Yorozu Tomoko, Matsumoto Midori, Hayashi Satoru, Yamada Tatsuya, Nakaohji Takako, Nakatsuka Itsuo
Department of Anesthesiology, Federation of National Public Service Personnel Mutual Aid Associations, Tachikawa Hospital, Tachikawa 190-8531.

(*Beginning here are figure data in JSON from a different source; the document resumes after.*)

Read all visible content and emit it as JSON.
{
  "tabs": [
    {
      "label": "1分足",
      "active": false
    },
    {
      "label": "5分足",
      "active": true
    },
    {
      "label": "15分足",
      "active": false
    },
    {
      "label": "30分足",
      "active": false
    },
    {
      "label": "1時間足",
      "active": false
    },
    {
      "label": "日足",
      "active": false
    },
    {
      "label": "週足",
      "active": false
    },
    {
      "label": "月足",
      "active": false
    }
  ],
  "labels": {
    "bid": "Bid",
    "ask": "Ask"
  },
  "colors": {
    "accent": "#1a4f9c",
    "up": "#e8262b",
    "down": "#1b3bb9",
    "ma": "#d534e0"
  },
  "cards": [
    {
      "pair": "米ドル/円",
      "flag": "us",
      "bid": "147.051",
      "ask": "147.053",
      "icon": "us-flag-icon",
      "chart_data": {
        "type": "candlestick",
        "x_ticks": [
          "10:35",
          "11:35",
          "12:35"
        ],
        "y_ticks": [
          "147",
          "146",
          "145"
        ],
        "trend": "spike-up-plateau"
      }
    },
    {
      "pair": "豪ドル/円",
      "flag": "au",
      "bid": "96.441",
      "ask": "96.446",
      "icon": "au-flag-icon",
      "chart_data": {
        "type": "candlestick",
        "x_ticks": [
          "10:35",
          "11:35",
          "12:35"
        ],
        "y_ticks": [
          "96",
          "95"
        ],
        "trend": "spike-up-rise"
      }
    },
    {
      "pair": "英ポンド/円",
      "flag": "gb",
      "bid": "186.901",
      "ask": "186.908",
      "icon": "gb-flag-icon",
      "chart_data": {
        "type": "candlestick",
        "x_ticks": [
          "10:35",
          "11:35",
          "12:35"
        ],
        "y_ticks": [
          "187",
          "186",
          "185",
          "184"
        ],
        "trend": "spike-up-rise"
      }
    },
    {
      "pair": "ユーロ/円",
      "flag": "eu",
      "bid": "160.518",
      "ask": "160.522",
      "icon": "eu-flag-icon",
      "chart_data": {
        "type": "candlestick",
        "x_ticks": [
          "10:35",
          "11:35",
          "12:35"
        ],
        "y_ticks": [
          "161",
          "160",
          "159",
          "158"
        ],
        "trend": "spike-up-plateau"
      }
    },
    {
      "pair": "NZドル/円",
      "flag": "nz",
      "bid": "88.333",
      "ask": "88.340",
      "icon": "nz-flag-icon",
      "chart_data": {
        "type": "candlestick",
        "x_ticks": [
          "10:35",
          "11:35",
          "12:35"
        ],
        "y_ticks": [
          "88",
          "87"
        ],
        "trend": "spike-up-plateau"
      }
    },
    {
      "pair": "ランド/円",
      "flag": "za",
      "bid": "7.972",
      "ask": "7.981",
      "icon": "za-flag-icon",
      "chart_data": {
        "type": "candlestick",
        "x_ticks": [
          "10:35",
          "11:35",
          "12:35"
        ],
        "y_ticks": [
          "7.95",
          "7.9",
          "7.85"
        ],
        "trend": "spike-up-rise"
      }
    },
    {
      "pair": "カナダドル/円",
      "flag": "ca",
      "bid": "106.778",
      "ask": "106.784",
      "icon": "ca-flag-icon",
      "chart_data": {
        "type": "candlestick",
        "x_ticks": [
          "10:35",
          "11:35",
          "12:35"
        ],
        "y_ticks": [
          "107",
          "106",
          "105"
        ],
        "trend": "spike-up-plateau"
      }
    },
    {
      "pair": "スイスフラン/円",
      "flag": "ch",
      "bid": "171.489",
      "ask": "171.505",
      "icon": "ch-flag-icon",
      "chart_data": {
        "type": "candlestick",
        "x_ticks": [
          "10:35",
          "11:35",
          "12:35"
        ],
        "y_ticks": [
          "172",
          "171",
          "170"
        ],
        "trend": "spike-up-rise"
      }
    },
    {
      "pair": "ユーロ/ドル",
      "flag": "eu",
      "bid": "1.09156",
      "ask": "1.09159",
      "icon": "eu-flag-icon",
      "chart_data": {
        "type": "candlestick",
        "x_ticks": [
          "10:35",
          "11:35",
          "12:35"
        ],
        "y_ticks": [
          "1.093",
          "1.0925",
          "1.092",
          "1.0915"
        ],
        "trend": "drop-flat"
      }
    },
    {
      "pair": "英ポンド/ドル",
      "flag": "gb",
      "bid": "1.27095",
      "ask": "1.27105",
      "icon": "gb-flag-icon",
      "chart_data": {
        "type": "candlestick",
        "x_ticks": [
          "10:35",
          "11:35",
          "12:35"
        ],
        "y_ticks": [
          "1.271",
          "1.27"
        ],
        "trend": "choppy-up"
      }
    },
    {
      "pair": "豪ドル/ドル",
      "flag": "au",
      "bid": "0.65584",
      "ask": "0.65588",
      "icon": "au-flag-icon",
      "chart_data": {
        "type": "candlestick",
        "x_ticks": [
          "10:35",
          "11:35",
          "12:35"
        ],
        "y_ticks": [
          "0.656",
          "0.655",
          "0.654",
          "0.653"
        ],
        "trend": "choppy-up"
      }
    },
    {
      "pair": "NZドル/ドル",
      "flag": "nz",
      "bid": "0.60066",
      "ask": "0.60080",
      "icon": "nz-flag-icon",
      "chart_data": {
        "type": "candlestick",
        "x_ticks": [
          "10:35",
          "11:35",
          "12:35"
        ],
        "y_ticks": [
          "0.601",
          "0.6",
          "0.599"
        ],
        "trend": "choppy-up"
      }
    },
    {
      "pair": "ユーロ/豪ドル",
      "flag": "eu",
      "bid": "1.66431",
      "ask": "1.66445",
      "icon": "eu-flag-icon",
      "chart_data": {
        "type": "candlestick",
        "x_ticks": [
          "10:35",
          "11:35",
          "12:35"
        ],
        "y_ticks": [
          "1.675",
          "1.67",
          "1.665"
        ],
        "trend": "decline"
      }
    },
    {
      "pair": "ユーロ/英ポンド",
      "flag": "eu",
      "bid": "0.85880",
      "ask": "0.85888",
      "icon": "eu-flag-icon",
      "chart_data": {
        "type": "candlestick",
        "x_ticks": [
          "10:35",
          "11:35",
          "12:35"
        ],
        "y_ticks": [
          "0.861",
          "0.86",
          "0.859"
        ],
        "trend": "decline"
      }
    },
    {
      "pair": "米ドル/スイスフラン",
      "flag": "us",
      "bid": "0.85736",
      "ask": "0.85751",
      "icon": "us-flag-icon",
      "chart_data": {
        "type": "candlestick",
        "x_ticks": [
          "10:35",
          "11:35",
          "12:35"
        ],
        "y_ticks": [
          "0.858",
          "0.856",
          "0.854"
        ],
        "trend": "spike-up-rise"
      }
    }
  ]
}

Masui. 2002 Oct;51(10):1151-4.
A 64-year-old man was scheduled for transure thral resection of the prostate. The patient's medical history showed borderline diabetic state and two uncomplicated surgeries under spinal anesthesia. Spinal anesthesia was performed at the L 3/4 interspace using hyperbaric 0.24% dibucaine 2.2 ml, which was followed by general anesthesia because the anesthesia level had spread only to the lower left side of the body. On the next day, he complained of difficulty of defecation and urination combined with hypesthesia around the anus, which was diagnosed as cauda equina syndrome. The symptoms had not changed for three weeks. Then, there was a gradual recovery but slight hypesthesia remained even four months after the surgery. Speculation of this clinical etiology suggests that high concentration of dibucaine, having maldistributed inside the intrathecal space, affected cauda equina, which resulted in irreversible nerve damage. There were other risk factors for cauda equina syndrome in this patient such as lithotomy position, history of frequent spinal anesthesia, diabetes and advanced age. None of these are contraindication for spinal anesthesia. Many elderly patients particularly undergoing urological surgeries are likely to have such risk factors. Therefore at least dibucaine should be avoided for spinal anesthesia because of its high neurotoxicity compared with other local anesthetics.
一名64岁男性计划接受经尿道前列腺切除术。患者的病史显示为临界糖尿病状态,曾在蛛网膜下腔麻醉下进行过两次无并发症的手术。在L 3/4椎间隙使用2.2毫升0.24%的高压丁卡因进行蛛网膜下腔麻醉,随后因麻醉平面仅扩散到身体左下侧而追加全身麻醉。术后第二天,他出现排便和排尿困难,并伴有肛门周围感觉减退,被诊断为马尾综合征。症状持续三周未变。随后逐渐恢复,但术后四个月仍有轻微感觉减退。推测该临床病因是高浓度丁卡因在鞘内空间分布不均,影响了马尾神经,导致不可逆的神经损伤。该患者还存在其他马尾综合征的危险因素,如截石位、频繁蛛网膜下腔麻醉史、糖尿病和高龄。这些都不是蛛网膜下腔麻醉的禁忌证。许多老年患者,尤其是接受泌尿外科手术的患者,可能有此类危险因素。因此,由于丁卡因与其他局部麻醉药相比具有较高的神经毒性,蛛网膜下腔麻醉至少应避免使用丁卡因。